A spark flickered deep inside of him, a kindling of desire he had stamped upon for years in an attempt to kill it completely. Love was not something he was allowed. Sex had become a forbidden desire.
"Touch me," she said. "Feel what you want."
Fire roared through him, ripping at his inside, consuming everything within him he had tried to smother. He had never felt such power within himself wrapped in utter weakness of wanting. He wanted her, his Goddess. He wanted everything about her.
He closed his eyes and felt The Goddess stroke the spark into a flame, into a bright, hot point he could no longer ignore. His body stiffened, his mind winding around the last beautiful image he could find.
Christine…
He had not meant to hurt her. He had only wanted to love her, to protect her, to redeem a lifetime of horror, of mistakes, of solitude. He had wanted to love her.
In the end he had failed. No matter what he did, he had failed. He had left Persia a disgrace, he had left India a broken man, and he had left the opera house as a ghost.
The sharp throbbing of pleasure became a dull aching of unfulfilled need. The Goddess pulled away, leaving him alone.
Alone and ravenous for a feeling he had only imagined.
"I should be dead," he whispered against her neck.
"You shall live if I will it.

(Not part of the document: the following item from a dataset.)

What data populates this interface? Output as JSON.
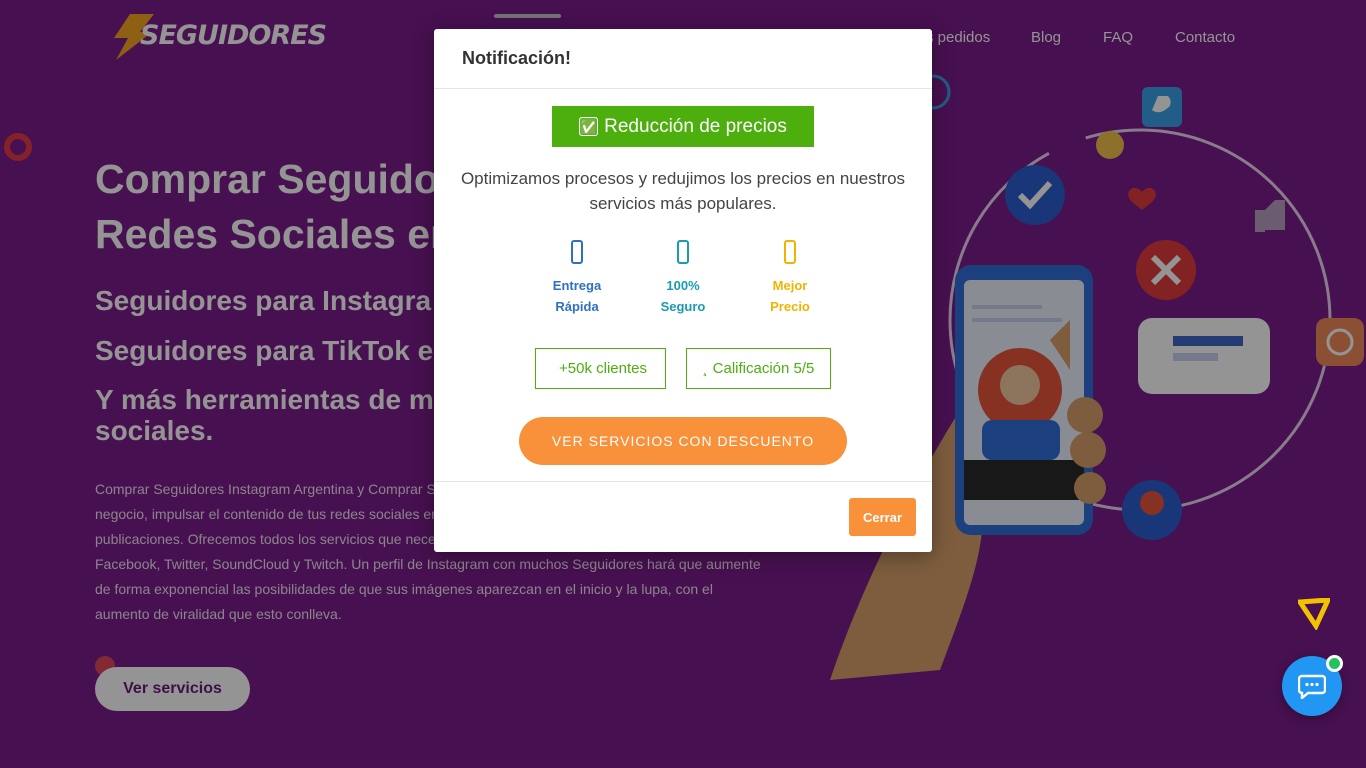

I am a dark force, one which has little mercy for weakness. In the past you were different. In the past…what were you in those days? An architect, a musician, a lover to a dark Goddess?"
His eyes flickered up and met hers. He shook his head. She didn't know what he had been in the past, how far he had fallen, how long ago he had shattered.
"I didn't love her."
The Goddess felt his desire against her hand as she leaned into his chest and touched his left ear with her lips. "I have three eyes to see the past, the present, the future."
"Like Kali," he said under his breath.
She nodded, brushing her face against his rough cheek. "Through destruction there is renewal."
Erik closed his eyes and felt her lips against the corner of his mouth. "Not always."